Trump, ou o fim da democracia americana
Coluna foi publicada no domingo (26)
O julgamento do processo criminal contra Donald Trump chega à fase decisiva nos próximos dias. Os julgamentos dos outros três processos estão sendo protelados e é possível que só sejam julgados depois das eleições presidenciais de novembro próximo. Isso aumenta a importância deste primeiro processo, em que ele é acusado de fraude contábil, pela falsificação de 34 documentos, para ocultar um pagamento de 130 mil dólares à atriz pornô Stormy Daniels, com a qual teria tido uma relação sexual.
O dinheiro para o “cala a boca” teria sido retirado dos fundos da campanha presidencial de Trump e repassado à atriz por Michael Cohen, advogado e faz-tudo de Trump na época. As considerações finais da acusação e da defesa serão no dia 28, terça-feira próxima, e a partir de quarta-feira os jurados deliberarão sobre o caso histórico, em que pela primeira vez um presidente americano é réu num processo criminal. A pena máxima é de um ano de prisão.

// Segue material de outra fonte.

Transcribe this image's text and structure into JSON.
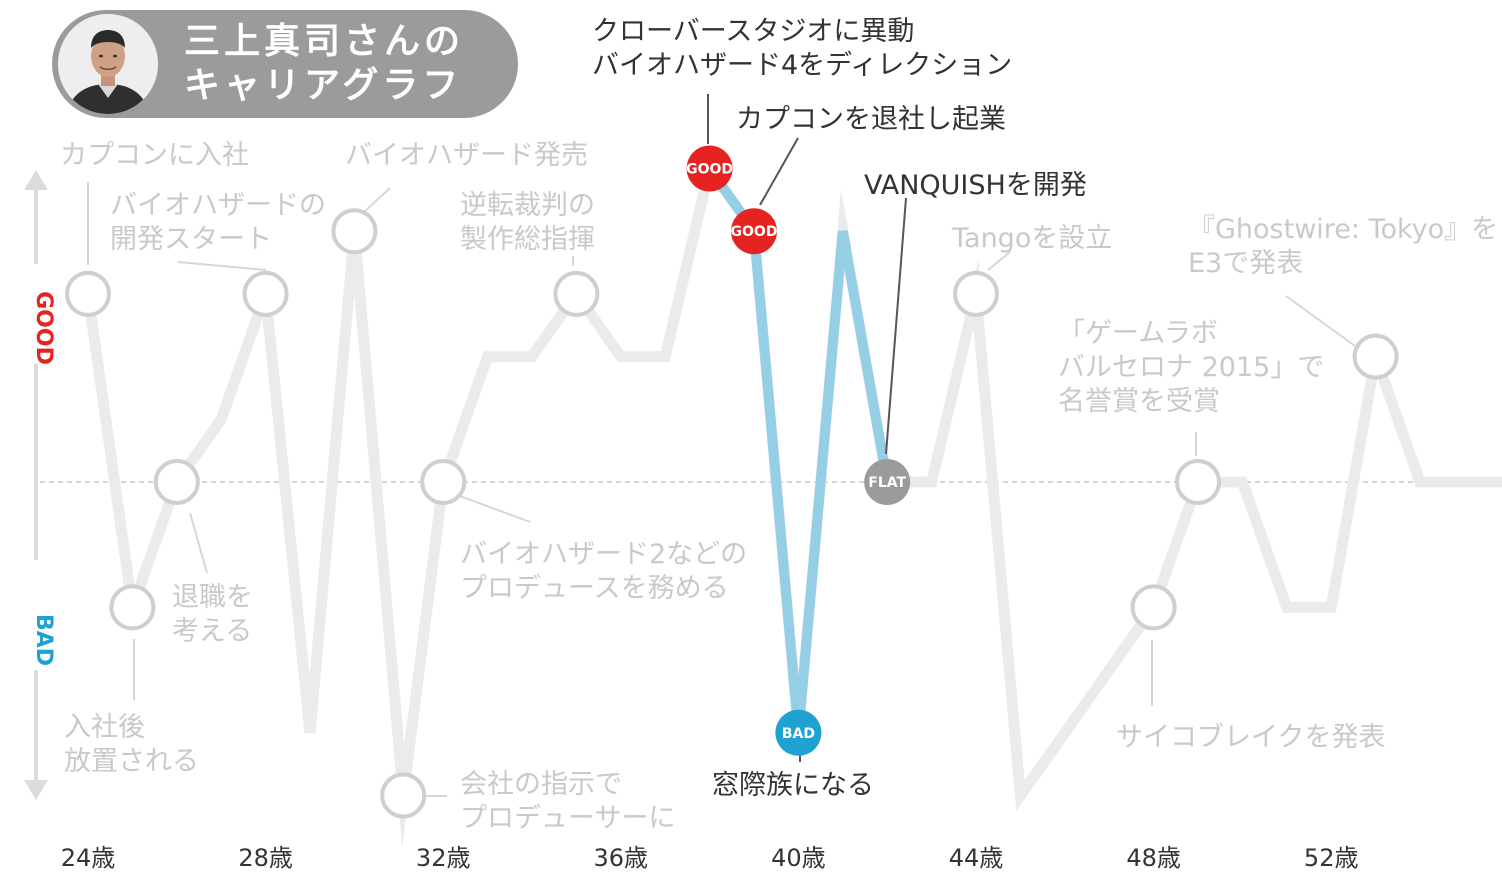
{
  "header": {
    "title_line1": "三上真司さんの",
    "title_line2": "キャリアグラフ"
  },
  "colors": {
    "good": "#e52421",
    "bad": "#1fa2cf",
    "flat": "#9b9b9b",
    "highlight_line": "#95cfe6",
    "faded_line": "#ebebeb",
    "faded_text": "#c9c9c9",
    "header_bg": "#9b9b9b"
  },
  "chart_data": {
    "type": "line",
    "y_axis": {
      "top_label": "GOOD",
      "bottom_label": "BAD"
    },
    "x_ticks": [
      "24歳",
      "28歳",
      "32歳",
      "36歳",
      "40歳",
      "44歳",
      "48歳",
      "52歳"
    ],
    "x_tick_ages": [
      24,
      28,
      32,
      36,
      40,
      44,
      48,
      52
    ],
    "xlim": [
      24,
      56
    ],
    "ylim": [
      -4,
      4
    ],
    "line": [
      {
        "age": 24,
        "level": 3
      },
      {
        "age": 25,
        "level": -2
      },
      {
        "age": 26,
        "level": 0
      },
      {
        "age": 27,
        "level": 1
      },
      {
        "age": 28,
        "level": 3
      },
      {
        "age": 29,
        "level": -4
      },
      {
        "age": 30,
        "level": 4
      },
      {
        "age": 31.1,
        "level": -5
      },
      {
        "age": 32,
        "level": 0
      },
      {
        "age": 33,
        "level": 2
      },
      {
        "age": 34,
        "level": 2
      },
      {
        "age": 35,
        "level": 3
      },
      {
        "age": 36,
        "level": 2
      },
      {
        "age": 37,
        "level": 2
      },
      {
        "age": 38,
        "level": 5
      },
      {
        "age": 39,
        "level": 4
      },
      {
        "age": 40,
        "level": -4
      },
      {
        "age": 41,
        "level": 4
      },
      {
        "age": 42,
        "level": 0
      },
      {
        "age": 43,
        "level": 0
      },
      {
        "age": 44,
        "level": 3
      },
      {
        "age": 45,
        "level": -5
      },
      {
        "age": 48,
        "level": -2
      },
      {
        "age": 49,
        "level": 0
      },
      {
        "age": 50,
        "level": 0
      },
      {
        "age": 51,
        "level": -2
      },
      {
        "age": 52,
        "level": -2
      },
      {
        "age": 53,
        "level": 2
      },
      {
        "age": 54,
        "level": 0
      },
      {
        "age": 56,
        "level": 0
      }
    ],
    "highlight_range": [
      38,
      42
    ],
    "active_markers": [
      {
        "age": 38,
        "level": 5,
        "kind": "good",
        "label": "GOOD"
      },
      {
        "age": 39,
        "level": 4,
        "kind": "good",
        "label": "GOOD"
      },
      {
        "age": 40,
        "level": -4,
        "kind": "bad",
        "label": "BAD"
      },
      {
        "age": 42,
        "level": 0,
        "kind": "flat",
        "label": "FLAT"
      }
    ],
    "faded_markers": [
      {
        "age": 24,
        "level": 3
      },
      {
        "age": 25,
        "level": -2
      },
      {
        "age": 26,
        "level": 0
      },
      {
        "age": 28,
        "level": 3
      },
      {
        "age": 30,
        "level": 4
      },
      {
        "age": 31.1,
        "level": -5
      },
      {
        "age": 32,
        "level": 0
      },
      {
        "age": 35,
        "level": 3
      },
      {
        "age": 44,
        "level": 3
      },
      {
        "age": 48,
        "level": -2
      },
      {
        "age": 49,
        "level": 0
      },
      {
        "age": 53,
        "level": 2
      }
    ],
    "active_annotations": [
      {
        "lines": [
          "クローバースタジオに異動",
          "バイオハザード4をディレクション"
        ]
      },
      {
        "lines": [
          "カプコンを退社し起業"
        ]
      },
      {
        "lines": [
          "VANQUISHを開発"
        ]
      },
      {
        "lines": [
          "窓際族になる"
        ]
      }
    ],
    "faded_annotations": [
      {
        "lines": [
          "カプコンに入社"
        ]
      },
      {
        "lines": [
          "バイオハザードの",
          "開発スタート"
        ]
      },
      {
        "lines": [
          "バイオハザード発売"
        ]
      },
      {
        "lines": [
          "退職を",
          "考える"
        ]
      },
      {
        "lines": [
          "入社後",
          "放置される"
        ]
      },
      {
        "lines": [
          "逆転裁判の",
          "製作総指揮"
        ]
      },
      {
        "lines": [
          "バイオハザード2などの",
          "プロデュースを務める"
        ]
      },
      {
        "lines": [
          "会社の指示で",
          "プロデューサーに"
        ]
      },
      {
        "lines": [
          "Tangoを設立"
        ]
      },
      {
        "lines": [
          "「ゲームラボ",
          "バルセロナ 2015」で",
          "名誉賞を受賞"
        ]
      },
      {
        "lines": [
          "『Ghostwire: Tokyo』を",
          "E3で発表"
        ]
      },
      {
        "lines": [
          "サイコブレイクを発表"
        ]
      }
    ]
  }
}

Mesmo se for condenado, Trump poderá concorrer às eleições presidenciais de novembro vindouro. No sistema americano de “common law”, a mais importante fonte jurídica não são as leis, e sim os precedentes. No caso, o precedente é o de Eugene Dibs, que concorreu à presidência em 1920, enquanto estava preso por contestar a lei de alistamento militar obrigatório na Primeira Guerra Mundial. As semelhanças param aí.
Candidato do inexpressivo Partido Socialista americano, Dibs nunca teve a menor possibilidade de se eleger, mas Trump tem o Partido Republicano na mão, já se elegeu uma vez e aparece na frente de Joe Biden nas últimas pesquisas de opinião.
Analistas políticos de todo o mundo perguntam-se sobre o que aconteceria num segundo mandato presidencial de Donald Trump. Este, como sempre, alimenta as especulações com declarações retumbantes. Meses atrás, admitiu que seria ditador “apenas por um dia”, para demolir com uma canetada o “arcabouço socialista que emperra a economia”.
Mais recentemente, começou uma longa entrevista à revista Time afirmando que usaria as forças armadas para deportar imigrantes, embora militares americanos não possam ser legalmente mobilizados contra civis.
Os analistas associam comentários desse tipo com o projeto da Heritage Foundation, que analisei num outro artigo publicado neste jornal, e chegam a conclusões preocupantes, como, por exemplo, a de que as eleições de novembro poderão ser as últimas nos Estados Unidos.
Entre as vozes mais influentes está a de Robert Kagan, cientista político que atuou no governo Ronald Reagan e que, por isso, não é associado aos Democratas. Em livro recentemente lançado, Kagan recorda que na sua primeira tentativa de concorrer à presidência, em 2011, Trump assumiu ser o porta-voz dos “white supremacists”, aqueles que, como os membros da Ku Klux Klan e os neo-nazistas, consideram os brancos superiores às outras raças. Os supremacistas, a exemplo de outros radicais da direita, nunca tiveram compromisso com a ideia e os valores da democracia, mas sempre estiveram presentes na política americana.
São eles que agora se apossaram do Partido Republicano, e têm em Trump o cabeça de proa ideal para se apossarem da Casa Branca, de preferência abolindo o artigo da Constituição americana, que limita a dois o número de mandatos presidenciais (esta é, aliás, uma das prioridades do projeto da Heritage Foundation).
Trump, ao ver de Kagan, tem a volúpia do poder e, com a experiência do primeiro mandato, a simpatia da Suprema Corte e o controle total do Congresso, vai fazer o que lhe der na telha assim que reentrar na Casa Branca.
Seria um erro crasso qualificar todos os Republicanos de radicais da extrema direita. Pelo contrário, em sua grande maioria eles são cidadãos equilibrados, cônscios dos valores do “American way of life”, ainda que em geral valorizem mais a liberdade econômica e a iniciativa privada do que com os direitos humanos e a responsabilidade advinda da liderança global.
Outra característica dos Republicanos é a de que, em comparação com os Democratas, eles são mais disciplinados, ou acomodados às regras vigentes e, em consequência, tenderão a votar no candidato que o partido indicar.
Com isso, aumentam as chances de um segundo mandato de Trump, o que terá repercussões no mundo inteiro. Por isso, é de nosso interesse acompanhar de perto a campanha presidencial americana.